Published: 16 November 2010

Abstract

Hexose and pentose cofermentation is regarded as one of the chief obstacles impeding economical conversion of lignocellulosic biomass to biofuels. Over time, successful application of traditional metabolic engineering strategy has produced yeast strains capable of utilizing the pentose sugars (especially xylose and arabinose) as sole carbon sources, yet major difficulties still remain for engineering simultaneous, exogenous sugar metabolism. Beyond catabolic pathways, the focus must shift towards non-traditional aspects of cellular engineering such as host molecular transport capability, catabolite sensing and stress response mechanisms.
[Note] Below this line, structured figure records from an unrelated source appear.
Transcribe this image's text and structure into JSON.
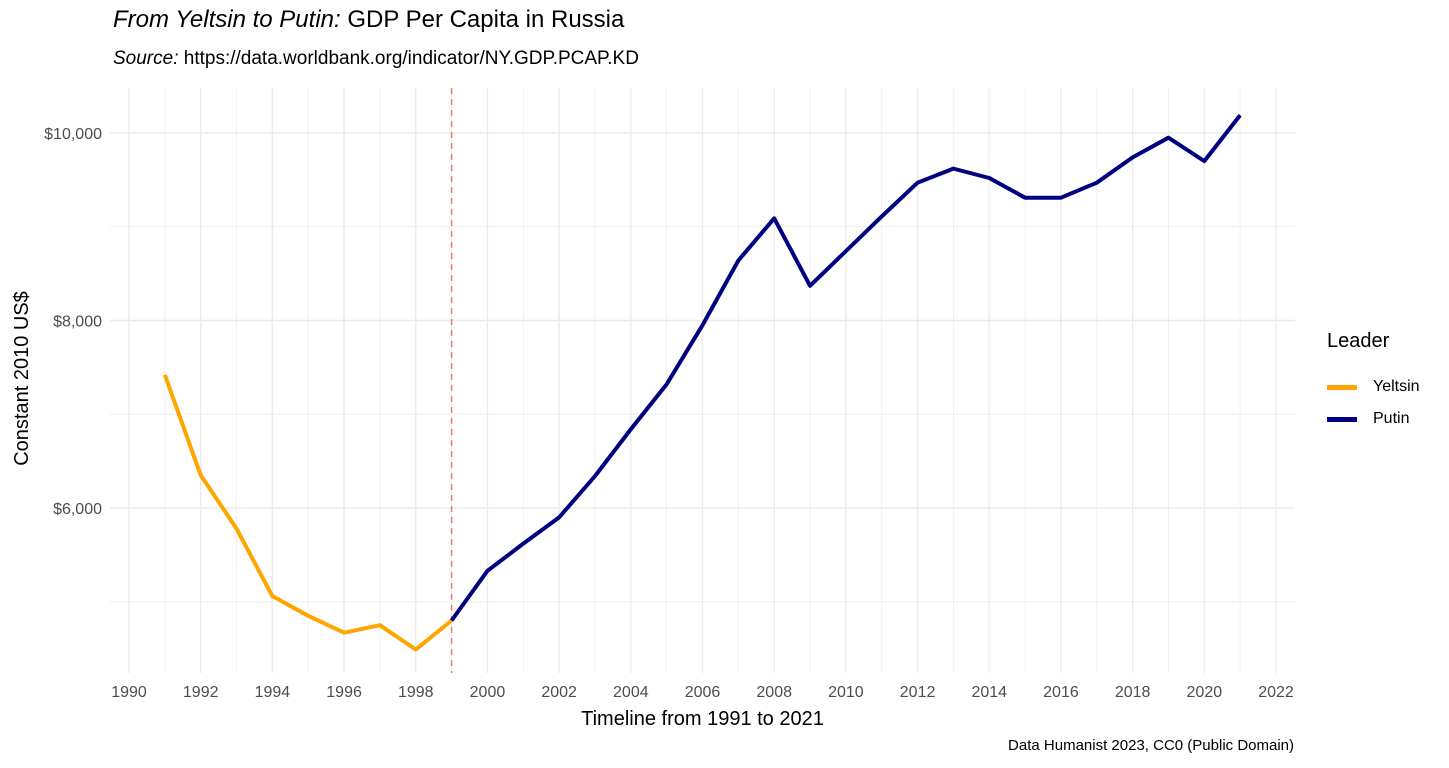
{
  "title": {
    "italic": "From Yeltsin to Putin:",
    "rest": " GDP Per Capita in Russia"
  },
  "subtitle": {
    "italic": "Source:",
    "rest": " https://data.worldbank.org/indicator/NY.GDP.PCAP.KD"
  },
  "caption": "Data Humanist 2023, CC0 (Public Domain)",
  "chart_data": {
    "type": "line",
    "xlabel": "Timeline from 1991 to 2021",
    "ylabel": "Constant 2010 US$",
    "xlim": [
      1990,
      2022
    ],
    "ylim": [
      4400,
      10500
    ],
    "x_ticks": [
      1990,
      1992,
      1994,
      1996,
      1998,
      2000,
      2002,
      2004,
      2006,
      2008,
      2010,
      2012,
      2014,
      2016,
      2018,
      2020,
      2022
    ],
    "x_tick_labels": [
      "1990",
      "1992",
      "1994",
      "1996",
      "1998",
      "2000",
      "2002",
      "2004",
      "2006",
      "2008",
      "2010",
      "2012",
      "2014",
      "2016",
      "2018",
      "2020",
      "2022"
    ],
    "y_ticks": [
      6000,
      8000,
      10000
    ],
    "y_tick_labels": [
      "$6,000",
      "$8,000",
      "$10,000"
    ],
    "y_minor_ticks": [
      5000,
      7000,
      9000
    ],
    "grid": true,
    "vline": {
      "x": 1999,
      "color": "#f8766d",
      "style": "dashed"
    },
    "legend": {
      "title": "Leader",
      "position": "right"
    },
    "series": [
      {
        "name": "Yeltsin",
        "color": "#ffa500",
        "x": [
          1991,
          1992,
          1993,
          1994,
          1995,
          1996,
          1997,
          1998,
          1999
        ],
        "y": [
          7420,
          6350,
          5780,
          5060,
          4850,
          4670,
          4750,
          4490,
          4800
        ]
      },
      {
        "name": "Putin",
        "color": "#000080",
        "x": [
          1999,
          2000,
          2001,
          2002,
          2003,
          2004,
          2005,
          2006,
          2007,
          2008,
          2009,
          2010,
          2011,
          2012,
          2013,
          2014,
          2015,
          2016,
          2017,
          2018,
          2019,
          2020,
          2021
        ],
        "y": [
          4800,
          5330,
          5620,
          5900,
          6340,
          6840,
          7320,
          7950,
          8640,
          9090,
          8370,
          8740,
          9110,
          9470,
          9620,
          9520,
          9310,
          9310,
          9470,
          9740,
          9950,
          9700,
          10190
        ]
      }
    ]
  }
}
This review highlights the need for an approach termed 'panmetabolic engineering', a new paradigm for integrating new carbon sources into host metabolic pathways. This approach will concurrently optimize the interdependent processes of transport and metabolism using novel combinatorial techniques and global cellular engineering. As a result, panmetabolic engineering is a whole pathway approach emphasizing better pathways, reduced glucose-induced repression and increased product tolerance. In this paper, recent publications are reviewed in light of this approach and their potential to expand metabolic engineering tools. Collectively, traditional approaches and panmetabolic engineering enable the reprogramming of extant biological complexity and incorporation of exogenous carbon catabolism.